Le Livre blanc sur la défense et la sécurité nationale a érigé, pour la première fois, la fonction d'anticipation en fonction stratégique à part entière : « Face aux incertitudes qui pèsent sur les quinze ans à venir, la fonction de connaissance et anticipation vient au premier plan. Le développement de la connaissance et des capacités d'anticipation est notre première ligne de défense. Il doit faire l'objet d'un effort significatif et prioritaire ».

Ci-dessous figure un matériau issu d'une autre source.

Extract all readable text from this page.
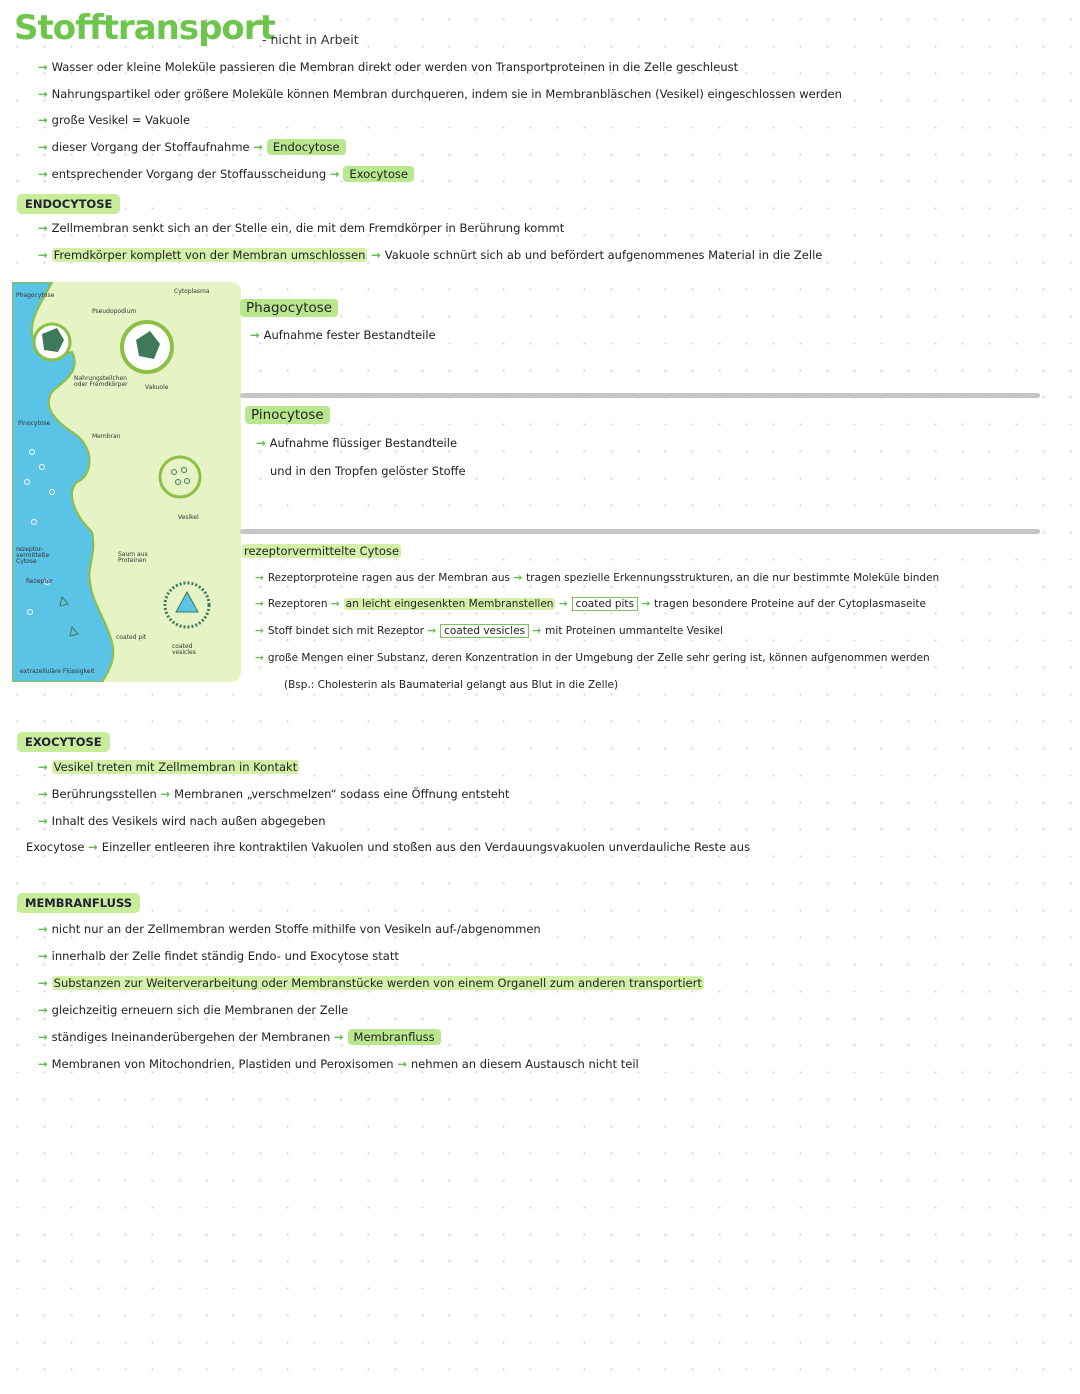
Stofftransport
- nicht in Arbeit
→ Wasser oder kleine Moleküle passieren die Membran direkt oder werden von Transportproteinen in die Zelle geschleust
→ Nahrungspartikel oder größere Moleküle können Membran durchqueren, indem sie in Membranbläschen (Vesikel) eingeschlossen werden
→ große Vesikel = Vakuole
→ dieser Vorgang der Stoffaufnahme → Endocytose
→ entsprechender Vorgang der Stoffausscheidung → Exocytose
ENDOCYTOSE
→ Zellmembran senkt sich an der Stelle ein, die mit dem Fremdkörper in Berührung kommt
→ Fremdkörper komplett von der Membran umschlossen → Vakuole schnürt sich ab und befördert aufgenommenes Material in die Zelle
Phagocytose
Pseudopodium
Cytoplasma
Nahrungsteilchen oder Fremdkörper	Vakuole
Pinocytose
Membran
Vesikel
rezeptor-vermittelte Cytose
Saum aus Proteinen
Rezeptor
coated pit
coated vesicles
extrazelluläre Flüssigkeit
Phagocytose
→ Aufnahme fester Bestandteile
Pinocytose
→ Aufnahme flüssiger Bestandteile
und in den Tropfen gelöster Stoffe
rezeptorvermittelte Cytose
→ Rezeptorproteine ragen aus der Membran aus → tragen spezielle Erkennungsstrukturen, an die nur bestimmte Moleküle binden
→ Rezeptoren → an leicht eingesenkten Membranstellen → coated pits → tragen besondere Proteine auf der Cytoplasmaseite
→ Stoff bindet sich mit Rezeptor → coated vesicles → mit Proteinen ummantelte Vesikel
→ große Mengen einer Substanz, deren Konzentration in der Umgebung der Zelle sehr gering ist, können aufgenommen werden
(Bsp.: Cholesterin als Baumaterial gelangt aus Blut in die Zelle)
EXOCYTOSE
→ Vesikel treten mit Zellmembran in Kontakt
→ Berührungsstellen → Membranen „verschmelzen“ sodass eine Öffnung entsteht
→ Inhalt des Vesikels wird nach außen abgegeben
Exocytose → Einzeller entleeren ihre kontraktilen Vakuolen und stoßen aus den Verdauungsvakuolen unverdauliche Reste aus
MEMBRANFLUSS
→ nicht nur an der Zellmembran werden Stoffe mithilfe von Vesikeln auf-/abgenommen
→ innerhalb der Zelle findet ständig Endo- und Exocytose statt
→ Substanzen zur Weiterverarbeitung oder Membranstücke werden von einem Organell zum anderen transportiert
→ gleichzeitig erneuern sich die Membranen der Zelle
→ ständiges Ineinanderübergehen der Membranen → Membranfluss
→ Membranen von Mitochondrien, Plastiden und Peroxisomen → nehmen an diesem Austausch nicht teil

Le Livre blanc estimait que la démarche prospective devait être développée au sein de l'État, dans les universités et dans les milieux de la défense et de la sécurité, pour pouvoir anticiper la montée en puissance de risques et de menaces, les opportunités pour les intérêts français et européens et afin d'orienter en temps utile les politiques et les dispositifs de prévention et de réponse.

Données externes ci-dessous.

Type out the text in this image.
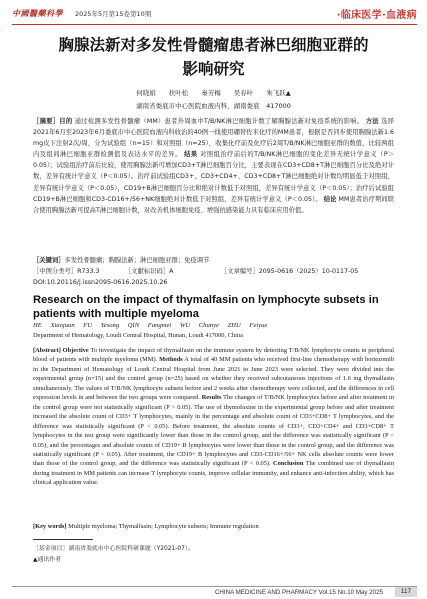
中國醫藥科學 2025年5月第15卷第10期	·临床医学·血液病
胸腺法新对多发性骨髓瘤患者淋巴细胞亚群的
影响研究
何晓娟　　扶叶松　　秦芳梅　　吴春叶　　朱飞跃▲
湖南省娄底市中心医院血液内科，湖南娄底　417000
［摘要］目的 通过检测多发性骨髓瘤（MM）患者外周血中T/B/NK淋巴细胞计数了解胸腺法新对免疫系统的影响。 方法 选择2021年6月至2023年6月娄底市中心医院血液内科收治的40例一线使用硼替佐米化疗的MM患者，根据是否同步使用胸腺法新1.6 mg皮下注射2次/周，分为试验组（n=15）和对照组（n=25），收集化疗前及化疗后2周T/B/NK淋巴细胞亚群的数值，比较两组内及组间淋巴细胞亚群检测值及表达水平的差异。 结果 对照组治疗前后的T/B/NK淋巴细胞的变化差异无统计学意义（P＞0.05）；试验组治疗前后比较，使用胸腺法新可增加CD3+T淋巴细胞百分比，主要表现在CD3+CD8+T淋巴细胞百分比及绝对计数，差异有统计学意义（P＜0.05）。治疗前试验组CD3+、CD3+CD4+、CD3+CD8+T淋巴细胞绝对计数均明显低于对照组，差异有统计学意义（P＜0.05），CD19+B淋巴细胞百分比和绝对计数低于对照组，差异有统计学意义（P＜0.05）；治疗后试验组CD19+B淋巴细胞和CD3-CD16+/56+NK细胞绝对计数低于对照组，差异有统计学意义（P＜0.05）。 结论 MM患者治疗期间联合使用胸腺法新可提高T淋巴细胞计数，对改善机体细胞免疫、增强抗感染能力具有临床应用价值。
［关键词］多发性骨髓瘤；胸腺法新；淋巴细胞亚群；免疫调节
［中图分类号］R733.3	［文献标识码］A	［文章编号］2095-0616（2025）10-0117-05
DOI:10.20116/j.issn2095-0616.2025.10.26
Research on the impact of thymalfasin on lymphocyte subsets in patients with multiple myeloma
HE Xiaojuan FU Yesong QIN Fangmei WU Chunye ZHU Feiyue
Department of Hematology, Loudi Central Hospital, Hunan, Loudi 417000, China
[Abstract] Objective To investigate the impact of thymalfasin on the immune system by detecting T/B/NK lymphocyte counts in peripheral blood of patients with multiple myeloma (MM). Methods A total of 40 MM patients who received first-line chemotherapy with bortezomib in the Department of Hematology of Loudi Central Hospital from June 2021 to June 2023 were selected. They were divided into the experimental group (n=15) and the control group (n=25) based on whether they received subcutaneous injections of 1.6 mg thymalfasin simultaneously. The values of T/B/NK lymphocyte subsets before and 2 weeks after chemotherapy were collected, and the differences in cell expression levels in and between the two groups were compared. Results The changes of T/B/NK lymphocytes before and after treatment in the control group were not statistically significant (P > 0.05). The use of thymofaxine in the experimental group before and after treatment increased the absolute count of CD3+ T lymphocytes, mainly in the percentage and absolute count of CD3+CD8+ T lymphocytes, and the difference was statistically significant (P < 0.05). Before treatment, the absolute counts of CD3+, CD3+CD4+ and CD3+CD8+ T lymphocytes in the test group were significantly lower than those in the control group, and the difference was statistically significant (P < 0.05), and the percentages and absolute counts of CD19+ B lymphocytes were lower than those in the control group, and the difference was statistically significant (P < 0.05). After treatment, the CD19+ B lymphocytes and CD3-CD16+/56+ NK cells absolute counts were lower than those of the control group, and the difference was statistically significant (P < 0.05). Conclusion The combined use of thymalfasin during treatment in MM patients can increase T lymphocyte counts, improve cellular immunity, and enhance anti-infection ability, which has clinical application value.
[Key words] Multiple myeloma; Thymalfasin; Lymphocyte subsets; Immune regulation
［基金项目］湖南省娄底市中心医院科研课题（Y2021-07）。
▲通讯作者
CHINA MEDICINE AND PHARMACY Vol.15 No.10 May 2025	117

Il appelait en outre à un certain renouvellement de ses paradigmes, en estimant que la démarche prospective devait « permettre une plus grande confrontation entre les analyses », partant du constat que les champs concernés sont pluridisciplinaires et interdisciplinaires, qu'ils concernent à la fois la stratégie militaire et de sécurité, la géopolitique, les sciences humaines, les sciences économiques, la recherche scientifique et technologique.

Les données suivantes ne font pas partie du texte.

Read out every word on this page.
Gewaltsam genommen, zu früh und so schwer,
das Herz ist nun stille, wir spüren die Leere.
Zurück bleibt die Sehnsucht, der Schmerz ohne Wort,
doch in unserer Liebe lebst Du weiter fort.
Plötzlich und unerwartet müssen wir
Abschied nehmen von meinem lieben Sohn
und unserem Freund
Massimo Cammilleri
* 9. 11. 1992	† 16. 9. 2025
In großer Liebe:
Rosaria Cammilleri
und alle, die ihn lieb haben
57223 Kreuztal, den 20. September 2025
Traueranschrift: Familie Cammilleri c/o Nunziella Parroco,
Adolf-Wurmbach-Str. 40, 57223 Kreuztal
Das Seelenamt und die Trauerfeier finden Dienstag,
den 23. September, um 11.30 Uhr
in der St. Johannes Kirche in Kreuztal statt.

Les principales préconisations du Livre blanc étaient en conséquence d'une part d'accentuer l'effort d'anticipation stratégique et d'autre part de mieux coordonner les différents moyens publics et privés, notamment par la mise en réseau des organismes et des connaissances :

Préconisations du Livre blanc sur la défense et la sécurité nationale
(Chapitre 8 « Connaître et anticiper ») :

- une coordination des efforts au sein de l'État par la mise en place d'un réseau interministériel constitué notamment du secrétariat général de la défense et de la sécurité nationale, du ministère de l'Intérieur, de l'Outre-mer et des Collectivités locales (délégation à la prospective et la stratégie), du ministère de la Défense (délégation aux affaires stratégiques), du ministère des Affaires étrangères et européennes (centre d'analyse et de prévision) et du secrétariat d'État chargé de la prospective, de l'évaluation des politiques publiques et du développement de l'économie numérique (centre d'analyse stratégique) ;

- la mise en place, à cette fin, d'un portail Internet commun permettant de présenter une vision globale des compétences des différents centres de prospective ; les thématiques de recherche et les productions intellectuelles seront ainsi mieux connues et la diffusion des appels à projet sera élargie ;

- un développement des synergies et la mise en place de passerelles (lieux d'échange, filières, mobilité...), voire de moyens mis en commun ou en réseau (cellules de veille, centres de documentation...), entre les administrations et les milieux universitaires, les centres de recherche, les instituts privés et l'industrie ;

- le soutien de la recherche intéressant la défense et la sécurité, à travers un effort financier permettant de développer et d'entretenir les compétences mobilisables par la puissance publique. En effet, les centres de recherche universitaires et les instituts de recherche pâtissent aujourd'hui de moyens très inférieurs à ceux consentis par nos principaux partenaires. Cet effort sera accru à court et moyen termes. Il devra être accompagné d'une rationalisation des commandes à l'échelon interministériel, afin de répondre en temps utile aux besoins de l'État, et d'une meilleure circulation de l'information au sein des administrations ;

- le développement des échanges internationaux, plus particulièrement européens, en prenant appui sur notre réseau diplomatique et le service européen d'action extérieure en cours de constitution. Un effort particulier sur le programme-cadre de recherche et de développement (PCRD) sera également engagé.

La « mise en réseau » posée par le Livre blanc peut potentiellement rassembler l'ensemble de la nébuleuse des structures administratives et organismes exerçant une fonction d'anticipation au sein des ministères ou de centres de recherche extérieurs.

Le bilan précis des actions engagées figure ci-après au Chapitre III du présent rapport. On peut toutefois constater d'emblée qu'aucune des cinq priorités définies dans l'encadré ci-après n'a fait l'objet d'une totale mise en oeuvre qui puisse faire dire aujourd'hui que le but fixé en 2008 est parfaitement atteint.